Whistleblowers play a crucial role in exposing fraud. If you suspect fraud in ABA therapy, now is the time to come forward. If you have questions regarding your potential whistleblower claims and qui tam actions, please fill out our online intake form to contact a whistleblower attorney at Sanford Heisler Sharp McKnight today.
What Families and Providers Need to Know
How can families spot signs of potential fraud in ABA therapy?

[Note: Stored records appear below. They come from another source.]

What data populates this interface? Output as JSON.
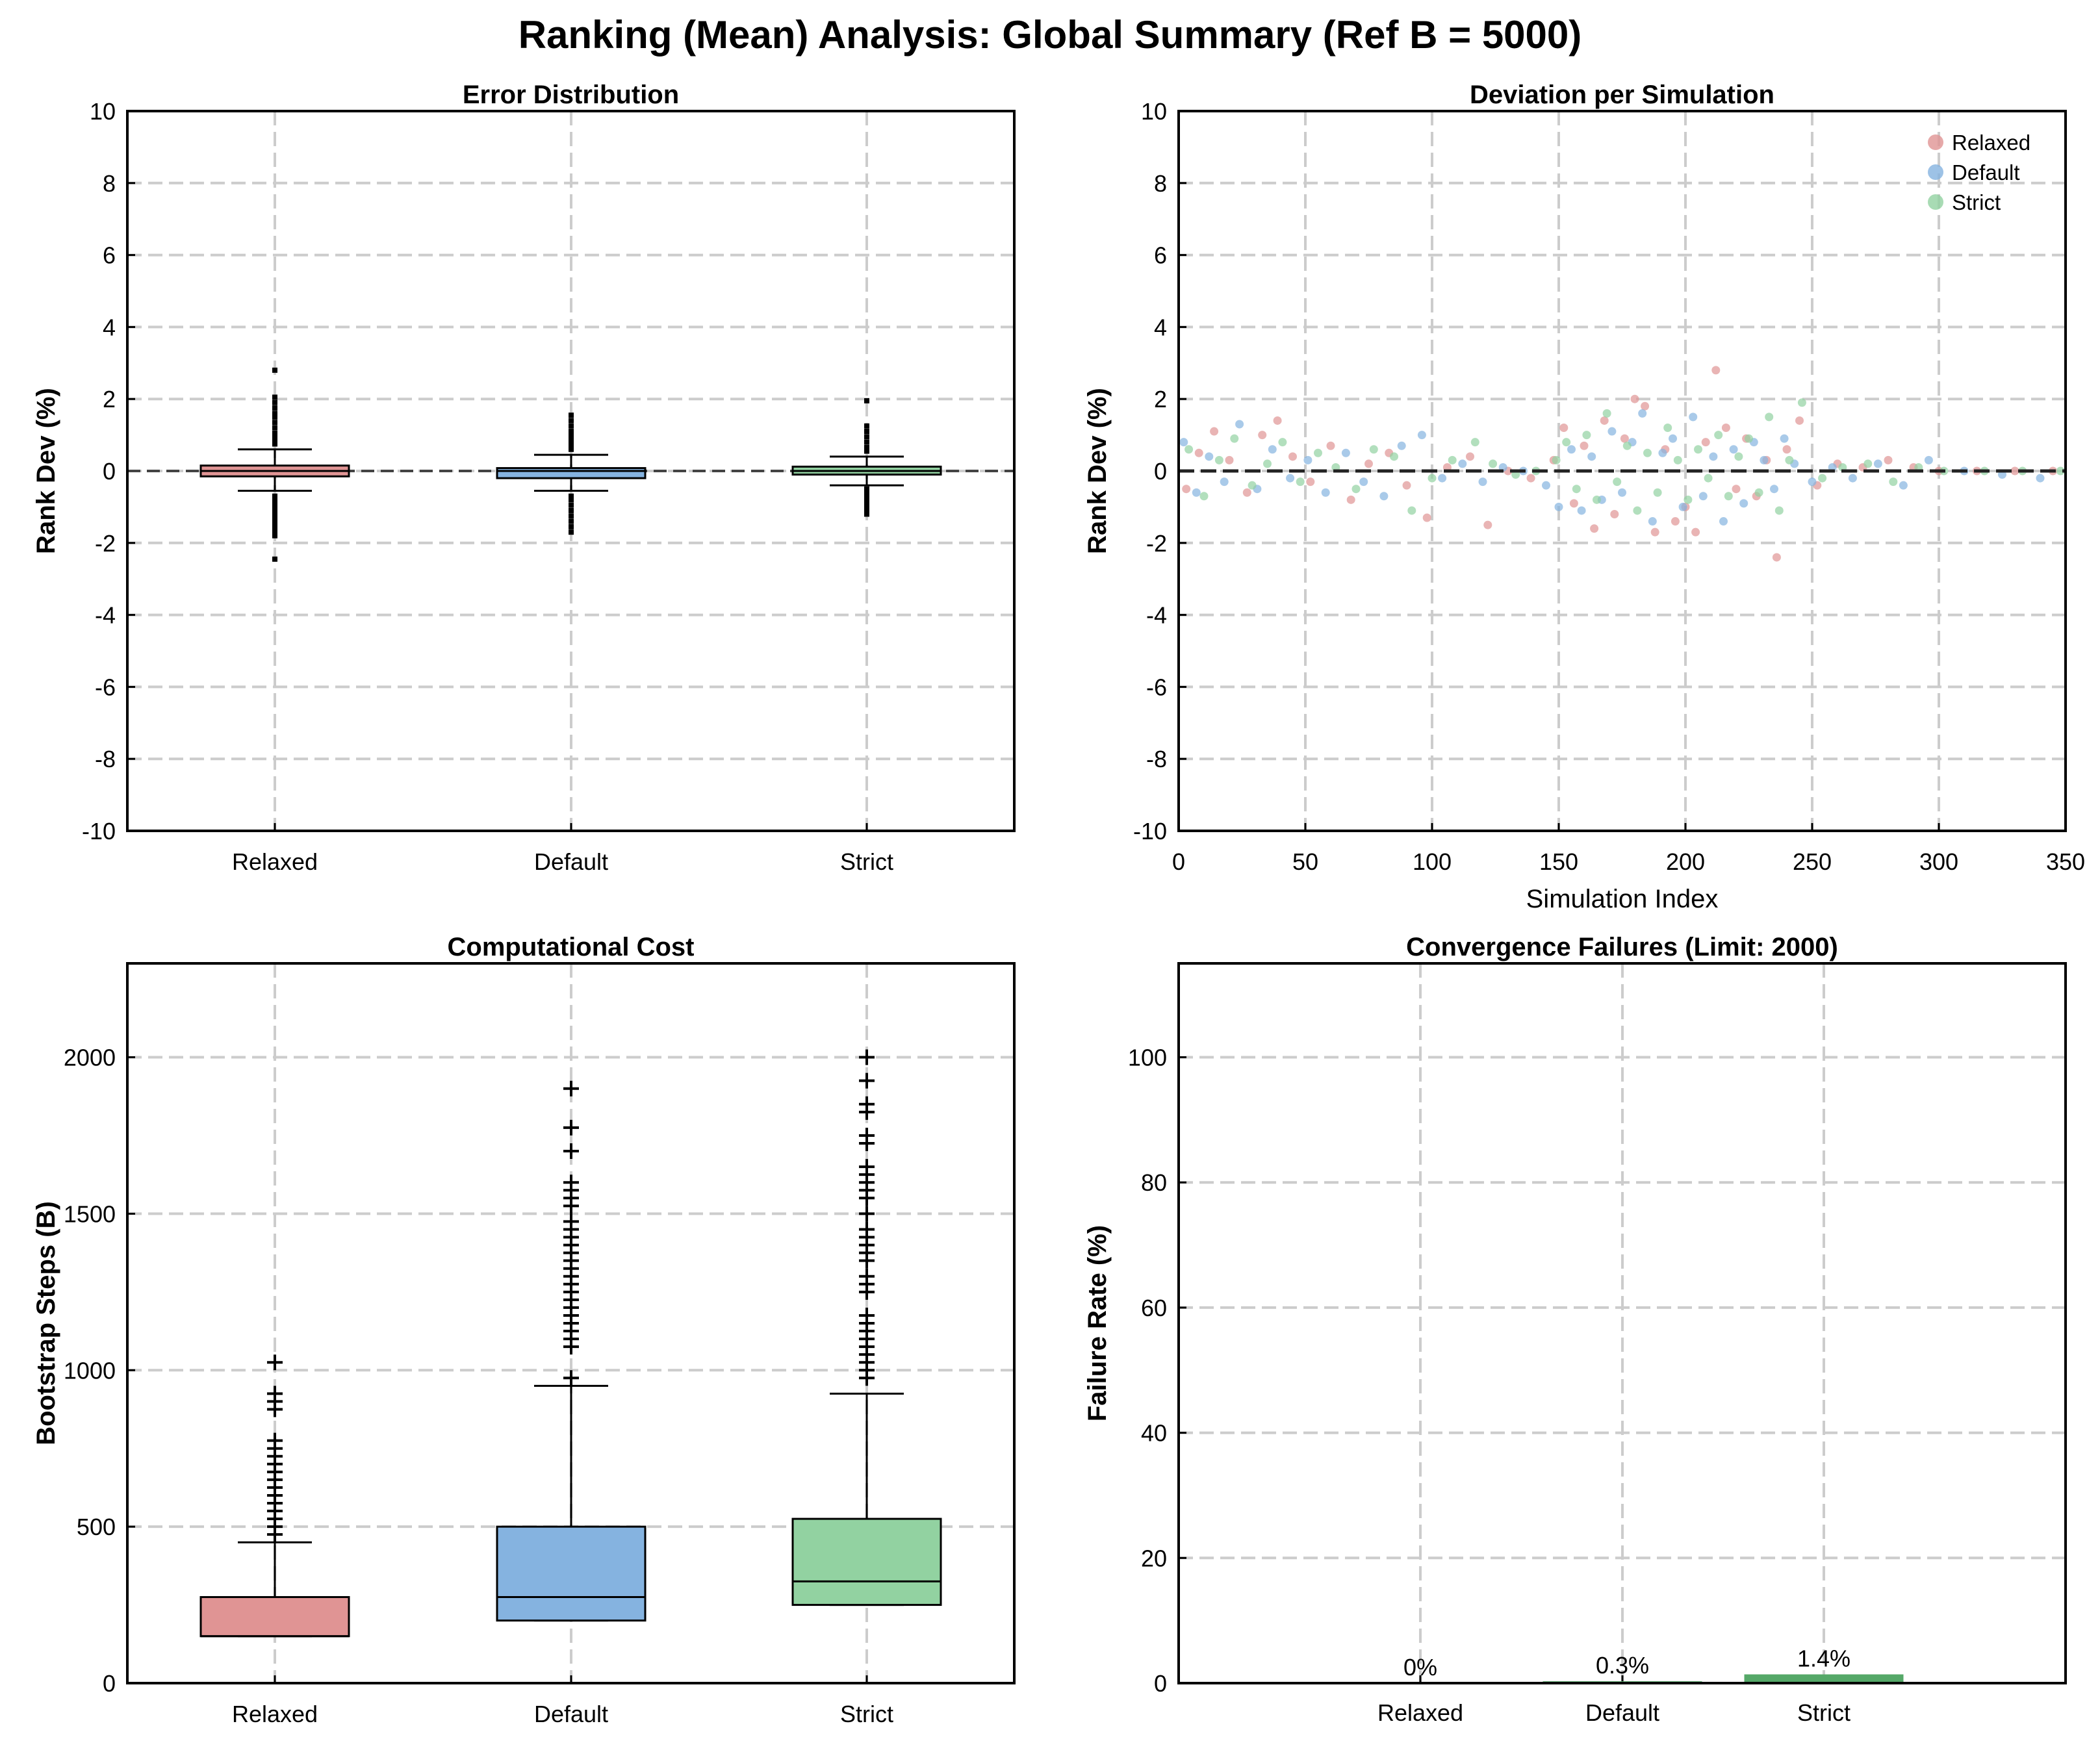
{
  "suptitle": "Ranking (Mean) Analysis: Global Summary (Ref B = 5000)",
  "colors": {
    "relaxed": "#e09494",
    "default": "#85b3e0",
    "strict": "#92d2a1",
    "strict_bar": "#55a868",
    "grid": "#cccccc"
  },
  "chart_data": [
    {
      "type": "box",
      "title": "Error Distribution",
      "xlabel": "",
      "ylabel": "Rank Dev (%)",
      "ylim": [
        -10,
        10
      ],
      "yticks": [
        -10,
        -8,
        -6,
        -4,
        -2,
        0,
        2,
        4,
        6,
        8,
        10
      ],
      "reference_line": 0,
      "categories": [
        "Relaxed",
        "Default",
        "Strict"
      ],
      "boxes": [
        {
          "name": "Relaxed",
          "q1": -0.15,
          "median": 0.0,
          "q3": 0.15,
          "whisker_low": -0.55,
          "whisker_high": 0.6,
          "outliers": [
            2.8,
            2.05,
            1.9,
            1.75,
            1.6,
            1.5,
            1.35,
            1.2,
            1.05,
            0.95,
            0.85,
            0.75,
            -0.7,
            -0.8,
            -0.9,
            -1.0,
            -1.1,
            -1.2,
            -1.3,
            -1.4,
            -1.5,
            -1.6,
            -1.7,
            -1.8,
            -2.45
          ]
        },
        {
          "name": "Default",
          "q1": -0.2,
          "median": 0.0,
          "q3": 0.08,
          "whisker_low": -0.55,
          "whisker_high": 0.45,
          "outliers": [
            1.55,
            1.4,
            1.25,
            1.1,
            1.0,
            0.9,
            0.8,
            0.7,
            0.6,
            -0.7,
            -0.8,
            -0.95,
            -1.1,
            -1.25,
            -1.4,
            -1.55,
            -1.7
          ]
        },
        {
          "name": "Strict",
          "q1": -0.1,
          "median": 0.0,
          "q3": 0.12,
          "whisker_low": -0.4,
          "whisker_high": 0.4,
          "outliers": [
            1.95,
            1.25,
            1.1,
            0.95,
            0.8,
            0.65,
            0.55,
            -0.5,
            -0.6,
            -0.7,
            -0.8,
            -0.9,
            -1.0,
            -1.1,
            -1.2
          ]
        }
      ]
    },
    {
      "type": "scatter",
      "title": "Deviation per Simulation",
      "xlabel": "Simulation Index",
      "ylabel": "Rank Dev (%)",
      "xlim": [
        0,
        350
      ],
      "ylim": [
        -10,
        10
      ],
      "xticks": [
        0,
        50,
        100,
        150,
        200,
        250,
        300,
        350
      ],
      "yticks": [
        -10,
        -8,
        -6,
        -4,
        -2,
        0,
        2,
        4,
        6,
        8,
        10
      ],
      "reference_line": 0,
      "legend": [
        "Relaxed",
        "Default",
        "Strict"
      ],
      "legend_position": "upper right",
      "series": [
        {
          "name": "Relaxed",
          "x": [
            3,
            8,
            14,
            20,
            27,
            33,
            39,
            45,
            52,
            60,
            68,
            75,
            83,
            90,
            98,
            106,
            115,
            122,
            130,
            139,
            148,
            152,
            156,
            160,
            164,
            168,
            172,
            176,
            180,
            184,
            188,
            192,
            196,
            200,
            204,
            208,
            212,
            216,
            220,
            224,
            228,
            232,
            236,
            240,
            245,
            252,
            260,
            270,
            280,
            290,
            300,
            315,
            330,
            345
          ],
          "y": [
            -0.5,
            0.5,
            1.1,
            0.3,
            -0.6,
            1.0,
            1.4,
            0.4,
            -0.3,
            0.7,
            -0.8,
            0.2,
            0.5,
            -0.4,
            -1.3,
            0.1,
            0.4,
            -1.5,
            0.0,
            -0.2,
            0.3,
            1.2,
            -0.9,
            0.7,
            -1.6,
            1.4,
            -1.2,
            0.9,
            2.0,
            1.8,
            -1.7,
            0.6,
            -1.4,
            -1.0,
            -1.7,
            0.8,
            2.8,
            1.2,
            -0.5,
            0.9,
            -0.7,
            0.3,
            -2.4,
            0.6,
            1.4,
            -0.4,
            0.2,
            0.1,
            0.3,
            0.1,
            0.0,
            0.0,
            0.0,
            0.0
          ]
        },
        {
          "name": "Default",
          "x": [
            2,
            7,
            12,
            18,
            24,
            31,
            37,
            44,
            51,
            58,
            66,
            73,
            81,
            88,
            96,
            104,
            112,
            120,
            128,
            136,
            145,
            150,
            155,
            159,
            163,
            167,
            171,
            175,
            179,
            183,
            187,
            191,
            195,
            199,
            203,
            207,
            211,
            215,
            219,
            223,
            227,
            231,
            235,
            239,
            243,
            250,
            258,
            266,
            276,
            286,
            296,
            310,
            325,
            340
          ],
          "y": [
            0.8,
            -0.6,
            0.4,
            -0.3,
            1.3,
            -0.5,
            0.6,
            -0.2,
            0.3,
            -0.6,
            0.5,
            -0.3,
            -0.7,
            0.7,
            1.0,
            -0.2,
            0.2,
            -0.3,
            0.1,
            0.0,
            -0.4,
            -1.0,
            0.6,
            -1.1,
            0.4,
            -0.8,
            1.1,
            -0.6,
            0.8,
            1.6,
            -1.4,
            0.5,
            0.9,
            -1.0,
            1.5,
            -0.7,
            0.4,
            -1.4,
            0.6,
            -0.9,
            0.8,
            0.3,
            -0.5,
            0.9,
            0.2,
            -0.3,
            0.1,
            -0.2,
            0.2,
            -0.4,
            0.3,
            0.0,
            -0.1,
            -0.2
          ]
        },
        {
          "name": "Strict",
          "x": [
            4,
            10,
            16,
            22,
            29,
            35,
            41,
            48,
            55,
            62,
            70,
            77,
            85,
            92,
            100,
            108,
            117,
            124,
            133,
            141,
            149,
            153,
            157,
            161,
            165,
            169,
            173,
            177,
            181,
            185,
            189,
            193,
            197,
            201,
            205,
            209,
            213,
            217,
            221,
            225,
            229,
            233,
            237,
            241,
            246,
            254,
            262,
            272,
            282,
            292,
            302,
            318,
            333,
            348
          ],
          "y": [
            0.6,
            -0.7,
            0.3,
            0.9,
            -0.4,
            0.2,
            0.8,
            -0.3,
            0.5,
            0.1,
            -0.5,
            0.6,
            0.4,
            -1.1,
            -0.2,
            0.3,
            0.8,
            0.2,
            -0.1,
            0.0,
            0.3,
            0.8,
            -0.5,
            1.0,
            -0.8,
            1.6,
            -0.3,
            0.7,
            -1.1,
            0.5,
            -0.6,
            1.2,
            0.3,
            -0.8,
            0.6,
            -0.2,
            1.0,
            -0.7,
            0.4,
            0.9,
            -0.6,
            1.5,
            -1.1,
            0.3,
            1.9,
            -0.2,
            0.1,
            0.2,
            -0.3,
            0.1,
            0.0,
            0.0,
            0.0,
            0.0
          ]
        }
      ]
    },
    {
      "type": "box",
      "title": "Computational Cost",
      "xlabel": "",
      "ylabel": "Bootstrap Steps (B)",
      "ylim": [
        0,
        2300
      ],
      "yticks": [
        0,
        500,
        1000,
        1500,
        2000
      ],
      "categories": [
        "Relaxed",
        "Default",
        "Strict"
      ],
      "boxes": [
        {
          "name": "Relaxed",
          "q1": 150,
          "median": 150,
          "q3": 275,
          "whisker_low": 150,
          "whisker_high": 450,
          "outliers": [
            1025,
            925,
            900,
            875,
            775,
            750,
            725,
            700,
            675,
            650,
            625,
            600,
            575,
            550,
            525,
            500,
            475
          ]
        },
        {
          "name": "Default",
          "q1": 200,
          "median": 275,
          "q3": 500,
          "whisker_low": 200,
          "whisker_high": 950,
          "outliers": [
            1900,
            1775,
            1700,
            1600,
            1575,
            1550,
            1525,
            1475,
            1450,
            1425,
            1400,
            1375,
            1350,
            1325,
            1300,
            1275,
            1250,
            1225,
            1200,
            1175,
            1150,
            1125,
            1100,
            1075,
            975
          ]
        },
        {
          "name": "Strict",
          "q1": 250,
          "median": 325,
          "q3": 525,
          "whisker_low": 250,
          "whisker_high": 925,
          "outliers": [
            2000,
            1925,
            1850,
            1825,
            1750,
            1725,
            1650,
            1625,
            1600,
            1575,
            1550,
            1500,
            1450,
            1425,
            1400,
            1375,
            1350,
            1300,
            1275,
            1250,
            1175,
            1150,
            1125,
            1100,
            1075,
            1050,
            1025,
            1000,
            975
          ]
        }
      ]
    },
    {
      "type": "bar",
      "title": "Convergence Failures (Limit: 2000)",
      "xlabel": "",
      "ylabel": "Failure Rate (%)",
      "ylim": [
        0,
        115
      ],
      "yticks": [
        0,
        20,
        40,
        60,
        80,
        100
      ],
      "categories": [
        "Relaxed",
        "Default",
        "Strict"
      ],
      "values": [
        0,
        0.3,
        1.4
      ],
      "value_labels": [
        "0%",
        "0.3%",
        "1.4%"
      ]
    }
  ]
}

Warning signs include being asked to sign blank session notes, noticing billing for services that your family member did not actually receive, or being offered incentives or kickbacks to enroll your family member in a program. Lack of transparency or frequent changes in provider staff can also be red flags.
What can providers do to avoid legal risk?
Ensure all staff meet credential and training requirements, keep detailed documentation for every service provided, and review session notes regularly. Providers must avoid billing for services not actually rendered and never offer incentives to families for enrollment.
Are families ever at risk for unknowingly participating in fraud?
Yes. Accepting kickbacks or signing off on false attendance or session notes—even without direct involvement—may expose families to investigation or legal repercussions.
Where can I get advice if I suspect abuse or fraud?
Contact your state Medicaid fraud control unit, the Office of Inspector General, or seek legal counsel with experience in healthcare fraud.
The content of this article is intended to provide a general guide to the subject matter. Specialist advice should be sought about your specific circumstances.